An innovative approach was employed to generate the Rain Driven Inflow and Infiltration (RDII) using the groundwater module of the Storm Water Management Model (SWMM) by splitting the service area into sub-catchment features that correspond to the various RDII sources. Each RDII source was set to contribute to a subsurface aquifer. These aquifers represented the different manmade trenches within the service area. The hydrologic cycle, which included the surface runoff, evapotranspiration, surface infiltration, deep percolation and RDII processes, was appropriately configured for each RDII source using SWMM’s runoff, aquifer and groundwater modules. Hydrologic parameters for each RDII source were selected to generate RDII hydrographs that match the three RDII stages observed in the flow meter readings. In most old houses, there are no sump pumps (usage started during the 1960’s) to drain the foundation and water from downspouts splashes at a high intensity from the roof drains onto the house perimeter. Additionally, soil media around the house perimeter is typically a granular material at the foundation level topped with soil layers that are in a highly disturbed condition due to excessive roots and planting activities. These conditions cause the surface runoff to percolate at a high speed to the foundation. Also, due to construction practices in older houses, percolated flows could enter the sanitary system from the foundation drains, either through a direct connection or through the loose connections between the 4-inch house connection pipe and the 6-inch lateral service connection. Accordingly, a fast RDII stage would be expected from the house foundation. This condition is represented in SWMM by using high infiltration capacity in the buffer areas around the house perimeter and a low soil conductivity slope to accelerate the percolation process.
Lateral pipes are usually placed under a pervious surface at the front or backyard of the house and extended towards the main collector sewer. In addition to subsurface waters from the foundation drains, surface water over the lawn area could also percolate into the lateral pipe trenches. Lateral pipes are prone to high defect conditions due to soil movements and root intrusion.

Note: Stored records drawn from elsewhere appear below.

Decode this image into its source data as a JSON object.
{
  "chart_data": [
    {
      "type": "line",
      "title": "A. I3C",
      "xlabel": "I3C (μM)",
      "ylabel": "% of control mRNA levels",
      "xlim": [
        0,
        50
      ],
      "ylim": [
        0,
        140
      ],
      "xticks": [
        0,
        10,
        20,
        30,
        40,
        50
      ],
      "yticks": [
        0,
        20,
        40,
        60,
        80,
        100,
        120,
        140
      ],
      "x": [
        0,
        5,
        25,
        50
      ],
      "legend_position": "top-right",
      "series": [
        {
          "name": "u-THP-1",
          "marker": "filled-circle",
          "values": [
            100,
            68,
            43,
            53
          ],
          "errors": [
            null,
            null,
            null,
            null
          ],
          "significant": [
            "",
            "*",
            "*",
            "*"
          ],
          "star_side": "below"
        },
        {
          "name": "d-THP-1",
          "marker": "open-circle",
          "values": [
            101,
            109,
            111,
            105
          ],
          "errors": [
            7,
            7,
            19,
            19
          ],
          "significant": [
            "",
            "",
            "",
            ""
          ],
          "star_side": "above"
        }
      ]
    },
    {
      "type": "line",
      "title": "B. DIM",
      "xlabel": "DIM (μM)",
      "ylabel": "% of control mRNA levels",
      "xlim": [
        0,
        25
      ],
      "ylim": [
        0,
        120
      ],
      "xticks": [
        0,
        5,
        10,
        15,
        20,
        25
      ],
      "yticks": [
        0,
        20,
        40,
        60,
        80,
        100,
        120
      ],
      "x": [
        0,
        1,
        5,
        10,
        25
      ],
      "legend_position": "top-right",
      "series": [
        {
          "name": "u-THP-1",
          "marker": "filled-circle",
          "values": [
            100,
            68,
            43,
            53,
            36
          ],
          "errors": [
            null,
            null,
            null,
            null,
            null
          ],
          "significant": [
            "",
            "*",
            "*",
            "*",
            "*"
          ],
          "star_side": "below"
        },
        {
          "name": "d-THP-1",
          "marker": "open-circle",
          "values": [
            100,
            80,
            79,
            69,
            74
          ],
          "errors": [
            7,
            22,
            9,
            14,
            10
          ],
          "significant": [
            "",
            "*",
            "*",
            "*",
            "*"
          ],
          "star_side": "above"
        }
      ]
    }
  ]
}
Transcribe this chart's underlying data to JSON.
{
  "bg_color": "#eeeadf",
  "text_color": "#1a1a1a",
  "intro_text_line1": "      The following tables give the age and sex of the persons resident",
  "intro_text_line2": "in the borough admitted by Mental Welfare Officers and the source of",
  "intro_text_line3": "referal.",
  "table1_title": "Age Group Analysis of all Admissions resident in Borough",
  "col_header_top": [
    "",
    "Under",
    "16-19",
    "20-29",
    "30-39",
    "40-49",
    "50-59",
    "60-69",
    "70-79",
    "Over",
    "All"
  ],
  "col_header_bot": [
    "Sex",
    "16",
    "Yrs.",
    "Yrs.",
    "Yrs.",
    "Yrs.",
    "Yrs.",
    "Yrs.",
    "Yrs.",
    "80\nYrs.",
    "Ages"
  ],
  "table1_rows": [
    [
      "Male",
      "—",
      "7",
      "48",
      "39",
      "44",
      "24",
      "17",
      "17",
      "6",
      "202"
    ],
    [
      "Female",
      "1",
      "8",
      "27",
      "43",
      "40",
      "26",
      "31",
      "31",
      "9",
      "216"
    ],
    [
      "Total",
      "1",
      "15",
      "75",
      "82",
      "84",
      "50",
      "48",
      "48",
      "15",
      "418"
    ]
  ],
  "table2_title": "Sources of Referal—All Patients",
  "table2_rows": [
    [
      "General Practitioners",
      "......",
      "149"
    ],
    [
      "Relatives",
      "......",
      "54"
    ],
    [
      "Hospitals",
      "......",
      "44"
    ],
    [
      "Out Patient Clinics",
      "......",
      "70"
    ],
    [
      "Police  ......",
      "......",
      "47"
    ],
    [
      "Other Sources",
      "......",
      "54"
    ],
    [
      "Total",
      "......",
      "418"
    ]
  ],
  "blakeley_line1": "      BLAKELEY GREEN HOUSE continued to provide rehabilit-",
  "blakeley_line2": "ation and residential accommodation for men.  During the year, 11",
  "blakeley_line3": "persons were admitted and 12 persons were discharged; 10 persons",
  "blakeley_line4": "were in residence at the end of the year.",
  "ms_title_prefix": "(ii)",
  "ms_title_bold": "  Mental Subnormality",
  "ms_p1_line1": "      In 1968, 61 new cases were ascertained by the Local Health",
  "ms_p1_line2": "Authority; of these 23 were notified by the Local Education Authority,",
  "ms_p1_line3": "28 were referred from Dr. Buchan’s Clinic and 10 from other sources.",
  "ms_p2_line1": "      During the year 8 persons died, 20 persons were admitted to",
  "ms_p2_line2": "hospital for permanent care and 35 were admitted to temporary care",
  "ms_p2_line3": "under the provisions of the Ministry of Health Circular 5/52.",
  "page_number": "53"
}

Also, as part of construction practices, the 6-inch lateral pipe is connected to the main collector sewer by punching a hole in the main sewer. This connection is typically performed poorly, causing a leakage path for the lateral trench subsurface water to enter the main sewer. Main sewer trenches could also collect water if placed under a previous surface or under cracked impervious pavements. Defects in the main sewer and the manhole structures can cause the trenched waters to enter the main sewer as RDII at a slower pace than the foundation drain. This configuration is represented in SWMM by assuming a less infiltration capacity than values assumed in the house perimeter. In addition to the fast RDII intrusion into the lateral pipes and main sewers from trenched waters, a slower RDII hydrograph is observed as the water from the natural, more condensed soil material outside the trenches starts to seep into the manmade trenches. This slow RDII seepage stage could extend for more than a month in clay soils.
The proposed approach was applied to over 100 meter basins that have long-term flow monitoring records spanning several years. Each meter had an average annual of 40 measurable RDII response events. Proposed approach predicted high accuracy between computed hydrographs and monitored data including the impact of back-to-back storms in the long term simulation. Calibration accuracy for predicted peak RDII flows and RDII volume was mostly within 15% from the measured peak flows and volumes. Collection systems models prepared with the proposed approach would facilitate a more accurate flow prediction in long term simulations using available climate and rainfall records.